NUNUKAN.NIAGA.ASIA – Masyarakat yang tinggal di pedalaman Kabupaten Nunukan, Kalimantan Utara, seperti Kecamatan Sebuku terancam kesulitan mendapatkan sembilan bahan pokok dan kebutuhan rumah tangga lainnya sebab, pemilik kapal angkutan sembako protes dan mogok paska adanya penangkapan oleh Satuan Tugas Pengamanan Perbatasan (Satgas Pamtas) RI-Malaysia Yonarmed 18/Komposit di Nunukan.
Ketua Asosiasi Agen Kapal Pedalaman (AAKP) Nunukan, Baharuddin Aras mengatakan, pemilik kapal sepakat mogok pasca penangkapan kapal-kapal beserta muatannya oleh Satuan Tugas Pengamanan Perbatasan (Satgas Pamtas) RI-Malaysia Yonarmed 18/Komposit di Nunukan.
“Kami pemilik kapal takut ditangkap, begitu pula pemilik barang , karena akan rugi jika muatan disita petugas, makanya kita mogok,” kata Baharuddin pada Niaga.Asia, Selasa (21/06/2022).
Kapal pengangkut sembako mogok mulai kemarin, Selasa (21/06/2022) dan akan terus mogok selama tidak ada jaminan ditangkap dari pemerintah dan aparat keamanan.
Penangkapan kapal-kapal pengangkut sembako dari Kecamatan Nunukan menuju Kecamatan Sebuku sangat merugikan banyak pihak, karena barang-barang yang dikirim diperuntukan bagi beberapa wilayah lainnya di sekitarnya, misalnya Kecamatan Tulin Onsoi, Sembakung, dan Lumbis.

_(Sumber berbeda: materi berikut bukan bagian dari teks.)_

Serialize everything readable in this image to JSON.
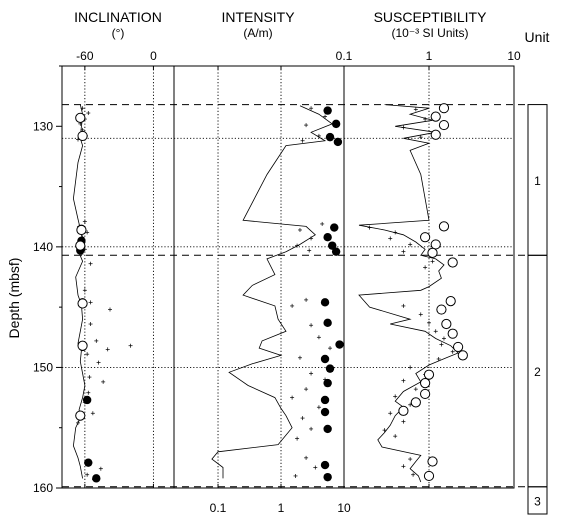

“Kenapa sembako dikirim jumlahnya banyak, karena barang-barang diperuntukan bagi beberapa kecamatan di sekitar Sebuku. Hampir 90 persen kebutuhan sembako di pedalaman diambil dari Sebuku,” kata Baharuddin.
Minta Jaminan Tertulis
Berkaitan dengan tingginya ketergantungan masyarakat pada produk dari Malaysia, misalnya daging, sosis, minyak goreng dan produk olahan lainnya, menurut Baharuddin, pedagang dari Sebuku membelinya dari pedagang di Nunukan. Sedangkan beras, sayuran, dan telur berasal dari Sulawesi.

“Kalau semua sembako ditangkap, mau makan apa lagi masyarakat. Kebutuhan akan sembako dari Malaysia sudah sejak Indonesia merdeka,” terangnya.
Sementara itu, Wakil AAKP Nunukan, Jamaluddin Dasi meminta pemerintah daerah dan satuan pengamanan baik TNI dan Polri, sebaiknya duduk bersama membahas persoalan penangkapan serta penyitaan barang-barang makanan Malaysia di wilayah Nunukan.
“Kebutuhan sembako kita masih bergantung dengan produk Malaysia, kalau suplai barang dilarang, mau ambil dimana lagi,” ujarnya.
Kapal-kapal kayu pengangkut sembako ke wilayah Sebuku berukuran cukup besar dari beban muatan 30 ton sampai 100 ton. Jika kapal tersebut mogok, maka terjadi gejolak harga di wilayah pedalaman.
“Pemilik kapal dan nahkoda sepakat mogok selama pemerintah tidak bisa memberikan jaminan keamanan secara tertulis disertai tanda tangan,” tegasnya.
Menurut Jamaluddin, berdagang sembako yang berasal dari Malaysia sudah menjadi bagian dari hidup rakyat, sudah jadi kearifan lokal, karena dengan sembako Malaysia rakyat memenuhi kebutuhan hidupnya.
“Kalauk kapal dan pedagang membawa barang-barang berbahaya dengan alasan penyakit dan kesehatan, oke lah ditangkap. Tapi kalau barang sembako dan lainnya, ya janganlah,” ujarnya.
Mogoknya kapal angkutan sembako dilakukan bersamaan penyitaan atau penahanan kapal pada 14 Juni 2022 oleh Satgas Pamtas RI-Malaysia, karena ditemukan membawa daging, sosis, nugget, karpet dan beberapa jenis barang lainnya produk Malaysia.
Selama ini kapal yang rutin mengangkut sembako dari Nunukan ke Sebuku antara lain, KM. Imasemase, KM Bulungan Putra, KM Restika 04, KM Nur Fadil, KM Asyifa, KM Sinar Harapan, KM Sinar Harapan 04 dan KM Kamelia.
“Barang-barang yang diangkut kapal itu milik beberapa pedagang lokal di Sebuku yang dibeli di Nunukan, tidak benar kapal berangkat dari Tawau langsung menuju Sebuku,” tutupnya.